To measure the number of specimens submitted during duodenal biopsy among patients in Italy, Iran, Lithuania, Romania and the UK, and to determine the incremental diagnostic yield of adherence to the recommended number of specimens.
Methods A total of 931 patients who underwent duodenal biopsy for CD were recruited prospectively at nine centres in European and Middle East countries. Small-bowel biopsies were obtained from the duodenal bulb and the second part of the duodenum (and from the duodenal bulb when it had a micronodular appearance). The histopathological appearances were described according to the modified Marsh classification.

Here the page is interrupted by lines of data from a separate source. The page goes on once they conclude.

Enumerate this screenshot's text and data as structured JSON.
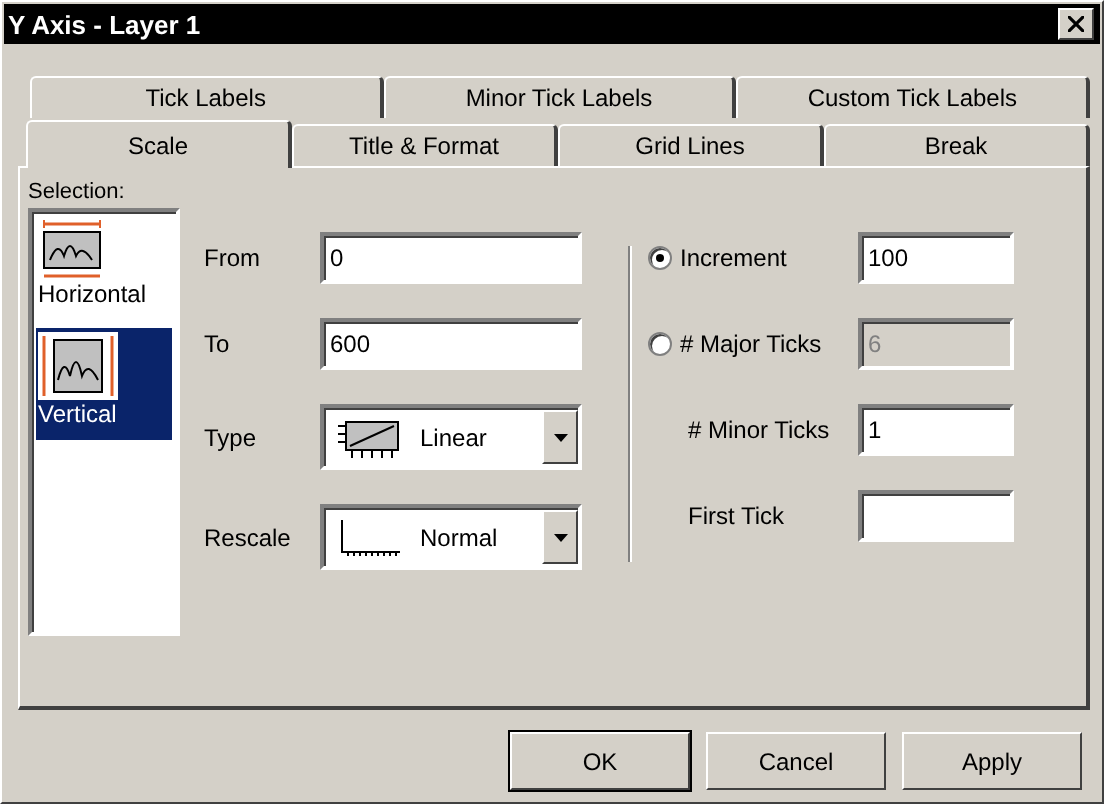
{
  "window": {
    "title": "Y Axis - Layer 1"
  },
  "tab_rows": [
    [
      {
        "label": "Tick Labels",
        "selected": false
      },
      {
        "label": "Minor Tick Labels",
        "selected": false
      },
      {
        "label": "Custom Tick Labels",
        "selected": false
      }
    ],
    [
      {
        "label": "Scale",
        "selected": true
      },
      {
        "label": "Title & Format",
        "selected": false
      },
      {
        "label": "Grid Lines",
        "selected": false
      },
      {
        "label": "Break",
        "selected": false
      }
    ]
  ],
  "selection": {
    "label": "Selection:",
    "items": [
      {
        "label": "Horizontal",
        "kind": "horizontal",
        "selected": false
      },
      {
        "label": "Vertical",
        "kind": "vertical",
        "selected": true
      }
    ]
  },
  "range_fields": [
    {
      "label": "From",
      "value": "0"
    },
    {
      "label": "To",
      "value": "600"
    }
  ],
  "dropdowns": [
    {
      "label": "Type",
      "kind": "linear",
      "value": "Linear"
    },
    {
      "label": "Rescale",
      "kind": "normal",
      "value": "Normal"
    }
  ],
  "tick_options": [
    {
      "kind": "radio",
      "label": "Increment",
      "selected": true,
      "value": "100",
      "disabled": false
    },
    {
      "kind": "radio",
      "label": "# Major Ticks",
      "selected": false,
      "value": "6",
      "disabled": true
    },
    {
      "kind": "plain",
      "label": "# Minor Ticks",
      "value": "1",
      "disabled": false
    },
    {
      "kind": "plain",
      "label": "First Tick",
      "disabled": false
    }
  ],
  "buttons": [
    {
      "label": "OK",
      "default": true
    },
    {
      "label": "Cancel",
      "default": false
    },
    {
      "label": "Apply",
      "default": false
    }
  ]
}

Results The most frequent degree of villous atrophy amongst Iranian subjects was 3A and that of the rest of the study population was 3C. The most common number of biopsy specimens for Romanian subjects was 1 (52%) followed by 2 for Iranian (56%), 3 for Lithuanian (66.7%) and British patients (65%) and 4 for Italian patients (48.3%). The main presenting symptom was anaemia (18.7%) followed by malabsorption (10.5%), diarrhoea (9.3%) and dyspepsia (8.2%).
Conclusion Taking less biopsy samples than recommended will have a negative impact in detecting massive number of undiagnosed cases. As CD is more common with atypical presentation, taking 4 duodenal biopsies is mandatory for an accurate diagnosis or its exclusion.